Territorial Bloggings
A Cogent Mélange of Lutheran & Pop-Culture Punditry
Wheat & Chaff
I routinely have very little problem with what I read over at the Rev. Dr. Al Mohler’s commentary blog. Heck, I’m a fan, even, and I’ve even been known to think that this Southern Baptist is more Lutheran than a great many “Conservative Lutherans” in the LCMS. That, however, shouldn’t, and doesn’t, mean that once in a while he goes a little too far off-the-beam for me!
His July 12 commentary is a case in point. In A Call for Theological Triage and Christian Maturity, Dr. Mohler makes some good points. These good points, however, are kernels of wheat buried within a mountain of chaff. In the commentary, Dr. Mohler outlines a tiered approach to doctrine that I just don’t think holds water — at best, it’s merely mistaken. At worst, it trades the birthright of solid, Truth-based, doctrinal unity for the pottage of false, feel-good, “unity.”
More specifically, I find his second- & third- orders to be a bit too facile and, thus, quite problematic. In no way do I doubt that it could be argued that certain doctrines are more, shall we say, foundational than others — after all, the sainted Dr. Luther himself said that Justification is “the doctrine by which the church stands or falls.” The problem I have found is that when folks try to rank doctrines in order of “importance”, such a ranking belies a desire to minimize certain among doctrines. It also seems to betray a misunderstanding of the fact that many (if not all) of the “lesser/2nd&3rd-order” doctrines are very much intimately tied to the understanding of the “major/1st-order” doctrines.

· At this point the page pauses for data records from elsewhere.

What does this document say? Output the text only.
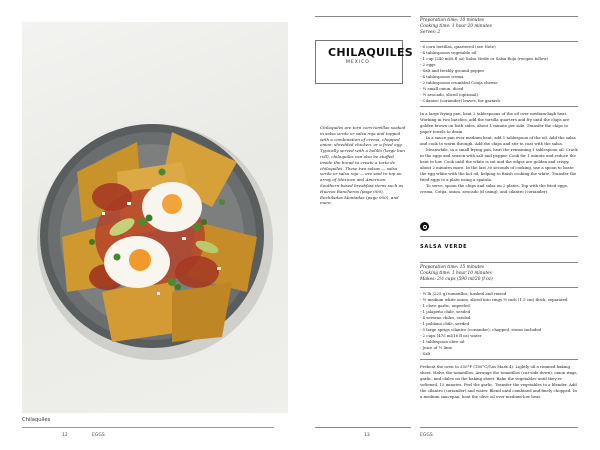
Chilaquiles
12	EGGS
CHILAQUILES
MEXICO
Chilaquiles are torn corn tortillas soaked in salsa verde or salsa roja and topped with a combination of crema, chopped onion, shredded chicken, or a fried egg. Typically served with a bolillo (large bun roll), chilaquiles can also be stuffed inside the bread to create a torta de chilaquiles. These two salsas — salsa verde or salsa roja — are said to top an array of Mexican and American Southern-based breakfast items such as Huevos Rancheros (page 000), Enchiladas Montadas (page 000), and more.
Preparation time: 10 minutes
Cooking time: 1 hour 20 minutes
Serves: 2
- 6 corn tortillas, quartered (see Note)
- 4 tablespoons vegetable oil
- 1 cup (240 ml/8 fl oz) Salsa Verde or Salsa Roja (recipes follow)
- 2 eggs
- Salt and freshly ground pepper
- 4 tablespoons crema
- 2 tablespoons crumbled Cotija cheese
- ¼ small onion, diced
- ½ avocado, sliced (optional)
- Cilantro (coriander) leaves, for garnish

In a large frying pan, heat 2 tablespoons of the oil over medium-high heat. Working in two batches, add the tortilla quarters and fry until the chips are golden brown on both sides, about 1 minute per side. Transfer the chips to paper towels to drain.

In a sauce pan over medium heat, add 1 tablespoon of the oil. Add the salsa and cook to warm through. Add the chips and stir to coat with the salsa.

Meanwhile, in a small frying pan, heat the remaining 1 tablespoon oil. Crack in the eggs and season with salt and pepper. Cook for 1 minute and reduce the heat to low. Cook until the white is set and the edges are golden and crispy, about 2 minutes more. In the last 30 seconds of cooking, use a spoon to baste the egg white with the hot oil, helping to finish cooking the white. Transfer the fried eggs to a plate using a spatula.

To serve, spoon the chips and salsa on 2 plates. Top with the fried eggs, crema, Cotija, onion, avocado (if using), and cilantro (coriander).

SALSA VERDE
Preparation time: 15 minutes
Cooking time: 1 hour 10 minutes
Makes: 2½ cups (590 ml/20 fl oz)
- ½ lb (225 g) tomatillos, husked and rinsed
- ½ medium white onion, sliced into rings ½ inch (1.5 cm) thick, separated
- 1 clove garlic, unpeeled
- 1 jalapeño chile, seeded
- 4 serrano chiles, seeded
- 1 poblano chile, seeded
- 5 large sprigs cilantro (coriander), chopped, stems included
- 2 cups (475 ml/16 fl oz) water
- 1 tablespoon olive oil
- Juice of ½ lime
- Salt

Preheat the oven to 350°F (180°C/Gas Mark 4). Lightly oil a rimmed baking sheet. Halve the tomatillos. Arrange the tomatillos (cut-side down), onion rings, garlic, and chiles on the baking sheet. Bake the vegetables until they're softened, 15 minutes. Peel the garlic. Transfer the vegetables to a blender. Add the cilantro (coriander) and water. Blend until combined and finely chopped. In a medium saucepan, heat the olive oil over medium-low heat.

13	EGGS
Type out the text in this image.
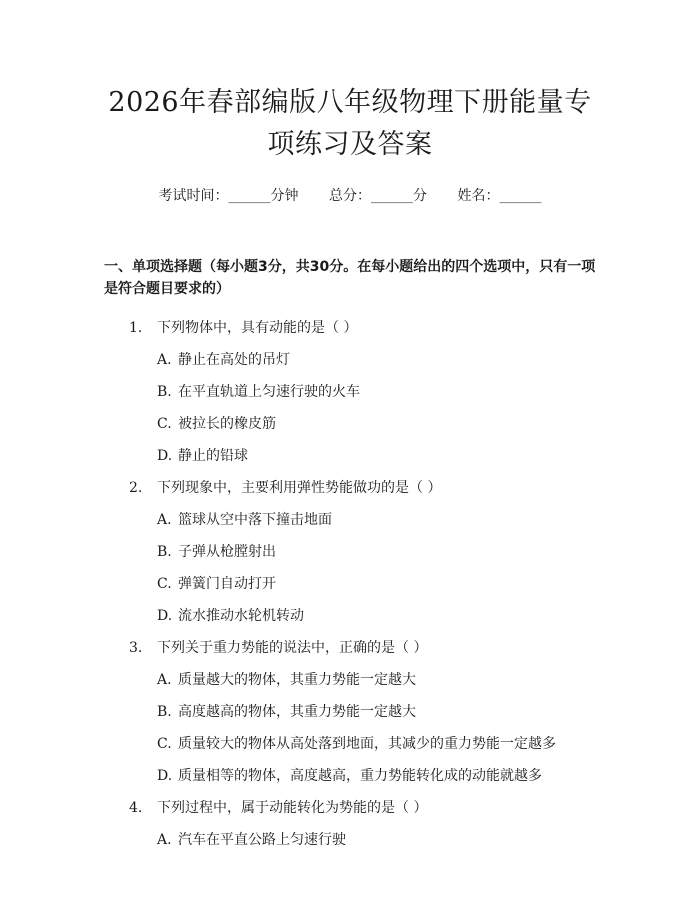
2026年春部编版八年级物理下册能量专项练习及答案
考试时间：______分钟 总分：______分 姓名：______
一、单项选择题（每小题3分，共30分。在每小题给出的四个选项中，只有一项是符合题目要求的）
1.	下列物体中，具有动能的是（ ）
A. 静止在高处的吊灯
B. 在平直轨道上匀速行驶的火车
C. 被拉长的橡皮筋
D. 静止的铅球
2.	下列现象中，主要利用弹性势能做功的是（ ）
A. 篮球从空中落下撞击地面
B. 子弹从枪膛射出
C. 弹簧门自动打开
D. 流水推动水轮机转动
3.	下列关于重力势能的说法中，正确的是（ ）
A. 质量越大的物体，其重力势能一定越大
B. 高度越高的物体，其重力势能一定越大
C. 质量较大的物体从高处落到地面，其减少的重力势能一定越多
D. 质量相等的物体，高度越高，重力势能转化成的动能就越多
4.	下列过程中，属于动能转化为势能的是（ ）
A. 汽车在平直公路上匀速行驶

For example, Dr. Mohler exposes his Reformed roots when he relegates Baptism to a tier-2 doctrine (i.e., one upon which Christians can disagree, but still remain in fellowship of some significant level…). [NOTE: Over at Ask The Pastor, Pr. Snyder gives a wonderful outline & explanation of just why Baptism is, in the context of this posting, a 1st-order doctrine, intimately bound together with Justification.] Dr. Mohler also makes the ordination of women into a 2nd-order doctrine, which is astounding given the importance he places on Christology as a 1st-order doctrine.
It’s not a bad, necessarily, posting by Dr. Mohler — just a disappointing one, in that he seems to be espousing what is really more of a “feel-good” unity that is based on a less than honest definition of what true doctrinal unity is (or, at least, should be). Such “unity” yields debacles like the JDDJ between Rome & the LWF, or the hideous communion between the ELCA & the mainline Reformed denominations. It’s sad, and it’s wrong.